La montée de Seyssinet, des Charmettes, belles maisons qui font rêver, dans un chemin de traverse. Avant la Tour sans Venin, un petit chemin, la Fontaine, deux VTTistes, je les suis. On va vers Sassenage, descente plus cool, m'annoncent-ils. Un peu hard, je trouve. Des passages sur les rochers, ça plonge mais ça passe. Moins pentu dans les feuilles puis à nouveau un sentier où il faut éviter les rochers. Je bute sur un, sûrement et je m'écroule violemment. Sans connaissance ensuite, le trou noir, jusqu'à la gendarmerie, je ne me souviens de rien. Les pompiers, pin pon. Direction les urgences, la Tronche. Il faut faire des points, explique la jeune infirmière sympa qui me plaisante. Scanner, je n’ai rien ouf ! Une blonde médecin et son assistant me recoud ma plaie ouverte sur ma lèvre. Il faut attendre. C'est l'usine, ici, ça va, ça vient sur les brancards. Une vraie hécatombe : foot, moto, hand ont fait leurs dégâts. « Lâchez-moi », « je veux sortir avant la nuit », entend-on gémir dans les couloirs. Il y a eu traumatisme, je ne peux sortir tout de suite. Enfin, le médecin donne son accord. Je sors enfin. Dans les rues, un vrai balafré. Un tour VTT plutôt épuisant, terminé aux urgences, un circuit non prévu ! Un Bloody Sunday sur le Vercors.

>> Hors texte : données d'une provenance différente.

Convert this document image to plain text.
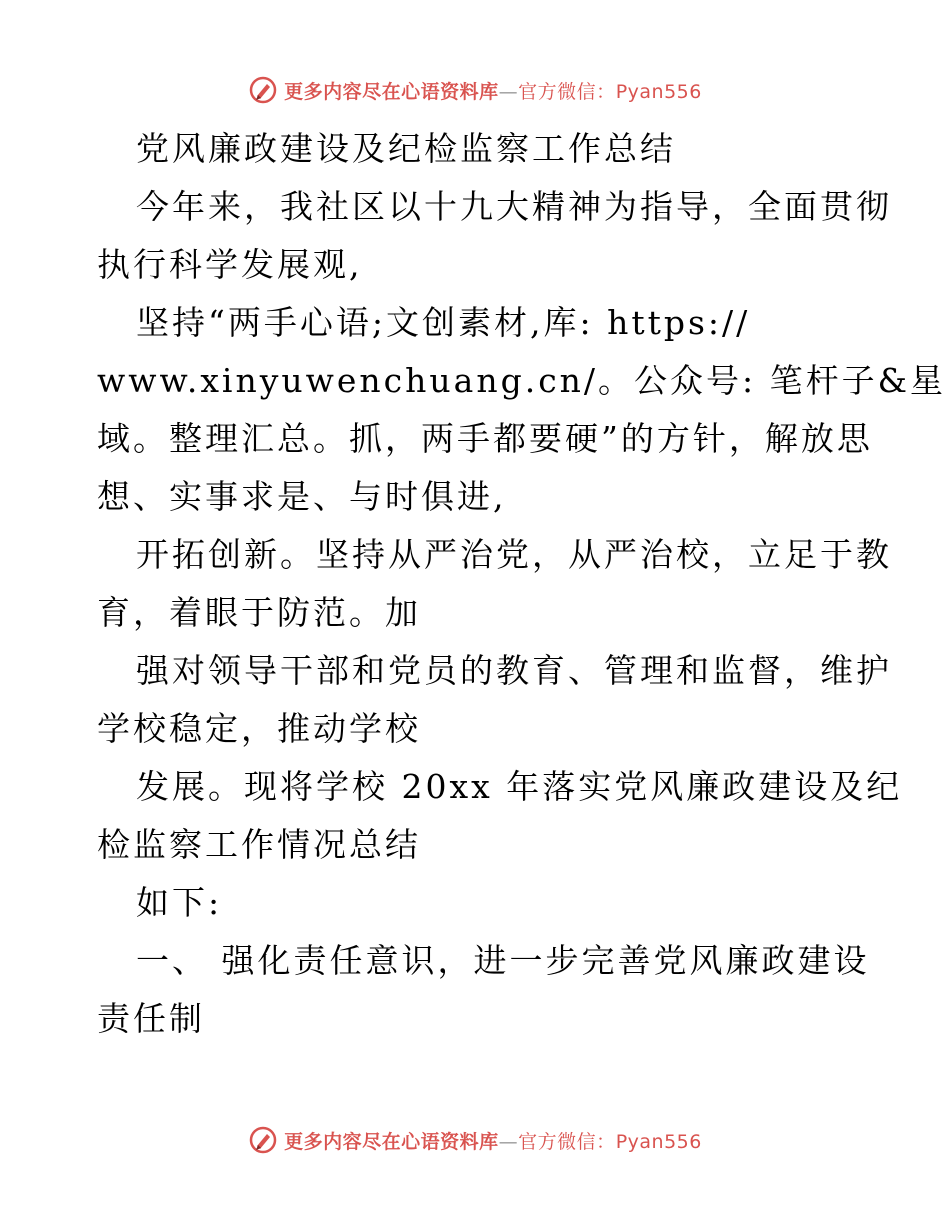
更多内容尽在心语资料库—官方微信：Pyan556
党风廉政建设及纪检监察工作总结
今年来，我社区以十九大精神为指导，全面贯彻
执行科学发展观,
坚持“两手心语;文创素材,库: https://
www.xinyuwenchuang.cn/。公众号: 笔杆子&星
域。整理汇总。抓，两手都要硬”的方针，解放思
想、实事求是、与时俱进,
开拓创新。坚持从严治党，从严治校，立足于教
育，着眼于防范。加
强对领导干部和党员的教育、管理和监督，维护
学校稳定，推动学校
发展。现将学校 20xx 年落实党风廉政建设及纪
检监察工作情况总结
如下:
一、 强化责任意识，进一步完善党风廉政建设
责任制
更多内容尽在心语资料库—官方微信：Pyan556
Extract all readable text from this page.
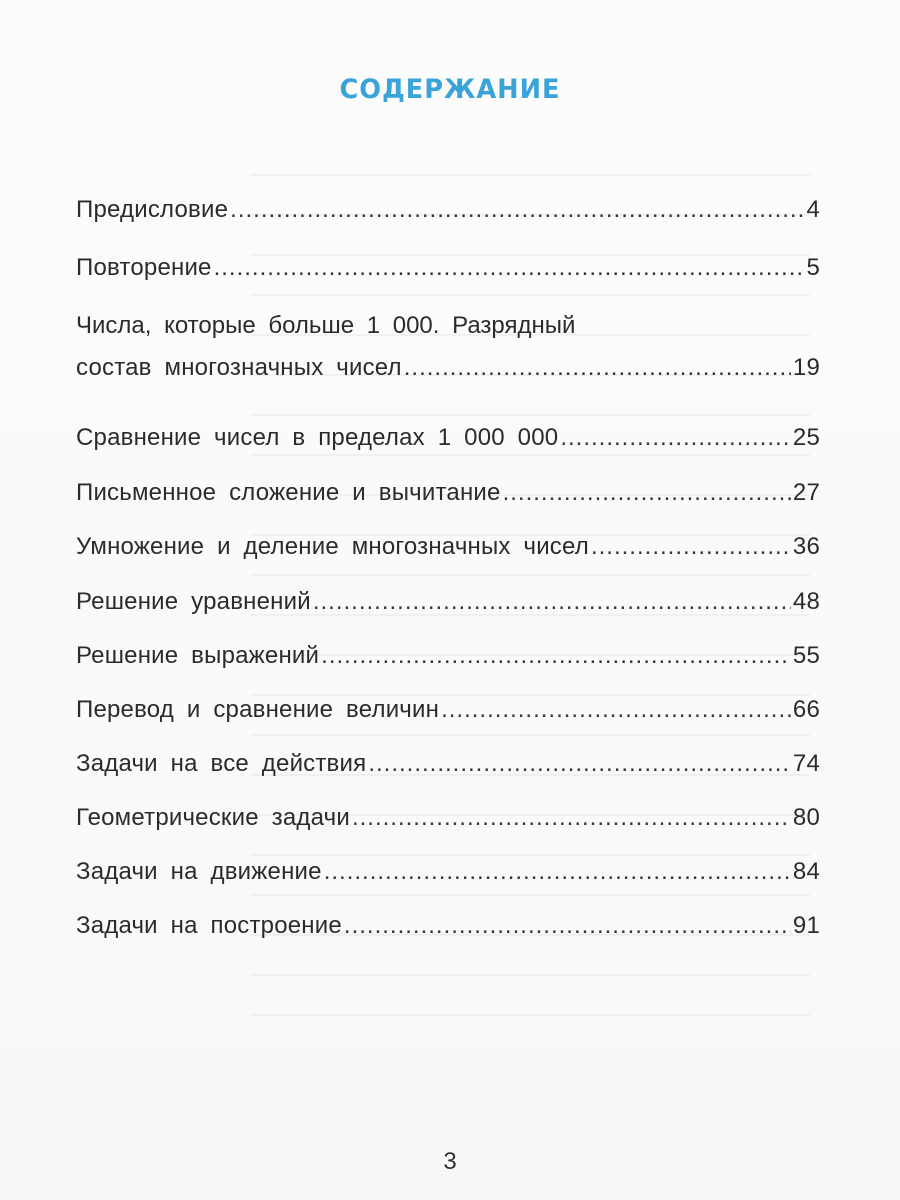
СОДЕРЖАНИЕ
Предисловие .....	4
Повторение .....	5
Числа, которые больше 1 000. Разрядный
состав многозначных чисел .....	19
Сравнение чисел в пределах 1 000 000 .....	25
Письменное сложение и вычитание .....	27
Умножение и деление многозначных чисел .....	36
Решение уравнений .....	48
Решение выражений .....	55
Перевод и сравнение величин .....	66
Задачи на все действия .....	74
Геометрические задачи .....	80
Задачи на движение .....	84
Задачи на построение .....	91
3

Lundi 21 novembre, un peu Elephant Man, ce matin pour aller au boulot. On dirait que je suis sorti de la place Tahrir au Caire où il y a eu des affrontements violents entre la police et les manifestants qui réclament la démission du général Hussein Tantaoui et des militaires qui ont remplacé Moubarak à la tête de l'État égyptien.

Mardi 22 novembre, de plus en plus Elephant Man. Une belle lumière ce matin pour le départ de Danielle Mitterrand qui vient de nous quitter. Ses yeux vifs et clairs à jamais éteints. L'ont-ils vu ?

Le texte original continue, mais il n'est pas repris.